I have friends who finished outside of the top 25% who are working at very decent firms, but they are not making $140k+ their first year out (closer to $90k, I imagine).
Do you know how far outside the top 25% they finished? What kind of firms and in which cities are your classmates making ~$90k?
Also, in regard to the RA comments. I have been told by several people that RA positions are fairly easy to obtain. What makes them competitive in your opinion?
Do you know people who were able to participate on a journal, maintain a RA position, and maintain their grades? One of my concerns is cost, to which the RA option is always the answer. Another concern is getting a good job from Iowa and from what I can
tell, participating on a journal makes ones chances much stronger.
My friends in the $90k range work at firms in Omaha, Des Moines, Kansas City, Chicago, D.C. and Miami. I cannot give you exact rankings but I imagine they were between the 30%-50% range. Of course, many of these people were outstanding in other ways. Some speak Mandarin, are CPAs, or had excellent summer positions (SEC, US Attorneys Office, Universal Studios, etc.).

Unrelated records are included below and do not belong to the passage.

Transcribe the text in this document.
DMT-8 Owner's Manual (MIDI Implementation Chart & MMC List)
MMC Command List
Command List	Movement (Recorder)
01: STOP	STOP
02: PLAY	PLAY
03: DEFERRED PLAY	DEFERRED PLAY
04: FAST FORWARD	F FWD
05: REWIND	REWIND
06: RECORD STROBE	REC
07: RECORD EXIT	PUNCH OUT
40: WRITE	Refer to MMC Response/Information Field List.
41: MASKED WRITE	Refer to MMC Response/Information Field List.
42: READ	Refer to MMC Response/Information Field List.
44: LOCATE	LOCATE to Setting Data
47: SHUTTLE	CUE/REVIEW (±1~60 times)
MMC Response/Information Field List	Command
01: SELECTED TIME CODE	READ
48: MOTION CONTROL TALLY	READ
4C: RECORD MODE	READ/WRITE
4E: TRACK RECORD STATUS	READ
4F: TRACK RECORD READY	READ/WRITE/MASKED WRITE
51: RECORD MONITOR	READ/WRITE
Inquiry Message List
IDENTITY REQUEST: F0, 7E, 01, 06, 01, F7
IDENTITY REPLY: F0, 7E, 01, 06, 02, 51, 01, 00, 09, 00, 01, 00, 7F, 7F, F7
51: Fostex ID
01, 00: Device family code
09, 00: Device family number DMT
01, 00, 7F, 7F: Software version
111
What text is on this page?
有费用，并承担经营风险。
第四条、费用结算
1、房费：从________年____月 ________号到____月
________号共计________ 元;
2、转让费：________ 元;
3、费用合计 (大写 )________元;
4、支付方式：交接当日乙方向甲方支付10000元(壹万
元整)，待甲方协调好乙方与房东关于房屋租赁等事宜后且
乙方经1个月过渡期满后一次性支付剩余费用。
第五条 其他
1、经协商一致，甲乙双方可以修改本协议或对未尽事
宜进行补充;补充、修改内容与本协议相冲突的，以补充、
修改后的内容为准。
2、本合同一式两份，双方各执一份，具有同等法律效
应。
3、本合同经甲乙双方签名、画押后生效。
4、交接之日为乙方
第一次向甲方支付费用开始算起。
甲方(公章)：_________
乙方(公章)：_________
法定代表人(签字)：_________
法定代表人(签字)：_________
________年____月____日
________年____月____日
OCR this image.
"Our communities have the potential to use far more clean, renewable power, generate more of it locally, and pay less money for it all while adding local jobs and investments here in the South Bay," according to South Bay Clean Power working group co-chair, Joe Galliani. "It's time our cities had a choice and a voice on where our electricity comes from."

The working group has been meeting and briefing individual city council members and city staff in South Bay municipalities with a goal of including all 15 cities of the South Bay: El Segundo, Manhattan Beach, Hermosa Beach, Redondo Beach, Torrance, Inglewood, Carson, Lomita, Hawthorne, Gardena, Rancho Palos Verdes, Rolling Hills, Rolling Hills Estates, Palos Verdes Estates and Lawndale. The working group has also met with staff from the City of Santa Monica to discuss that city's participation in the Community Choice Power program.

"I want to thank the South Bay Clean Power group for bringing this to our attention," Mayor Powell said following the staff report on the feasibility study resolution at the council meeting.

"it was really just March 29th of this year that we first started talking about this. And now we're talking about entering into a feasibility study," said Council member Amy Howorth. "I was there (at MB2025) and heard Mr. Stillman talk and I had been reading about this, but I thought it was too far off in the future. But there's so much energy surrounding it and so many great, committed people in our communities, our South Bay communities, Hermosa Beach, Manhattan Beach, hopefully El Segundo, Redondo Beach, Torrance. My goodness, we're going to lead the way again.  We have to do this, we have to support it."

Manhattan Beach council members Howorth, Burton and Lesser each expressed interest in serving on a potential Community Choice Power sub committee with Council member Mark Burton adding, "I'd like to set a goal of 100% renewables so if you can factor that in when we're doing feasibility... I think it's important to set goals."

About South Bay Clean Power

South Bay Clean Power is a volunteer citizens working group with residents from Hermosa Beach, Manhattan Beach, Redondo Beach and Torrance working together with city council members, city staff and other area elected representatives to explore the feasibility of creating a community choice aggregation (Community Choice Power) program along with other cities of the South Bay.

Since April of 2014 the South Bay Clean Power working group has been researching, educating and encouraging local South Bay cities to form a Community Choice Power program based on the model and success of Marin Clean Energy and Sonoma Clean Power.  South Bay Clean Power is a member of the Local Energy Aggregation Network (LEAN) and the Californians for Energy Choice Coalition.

I fear prospective students are led to believe that RA positions are guaranteed. I know this is not the case. I estimate 3 out of 5 students actually earn an RA position. Also, some professors are more demanding than others and make being an RA a nightmare. I was an RA for two different professors, but I am an extremely likeable person
! I am from Iowa, but I wanted to be an RA because of the experience and I really liked the type of work the professors were doing (negotiations and non-profit). Of course, the out-of-state students probably didn't like it when Iowans took these positions, but it happens.
I know a few people who did journal/moot court/student government/RA and stayed in the top 20%, but--in my opinion--they were crazy. Most of the time something is going to suffer. You have to know yourself and be realistic. I know people who did journal and they dropped from the top 15% to the 25%-37.5% range. Now the reason for the drop may be that the second year and third year of law school is different than the first year. Students can choose courses better suited to their interests or avoid professors with finals they do not do well on (like multiple choice or take-home essay or whatever).
The happiest IOWA graduates are those who took it upon themselves to search for jobs on their own. These people sent out dozens and dozens of mailings and did not rely soley on OCI (on-campus interviews) to get positions.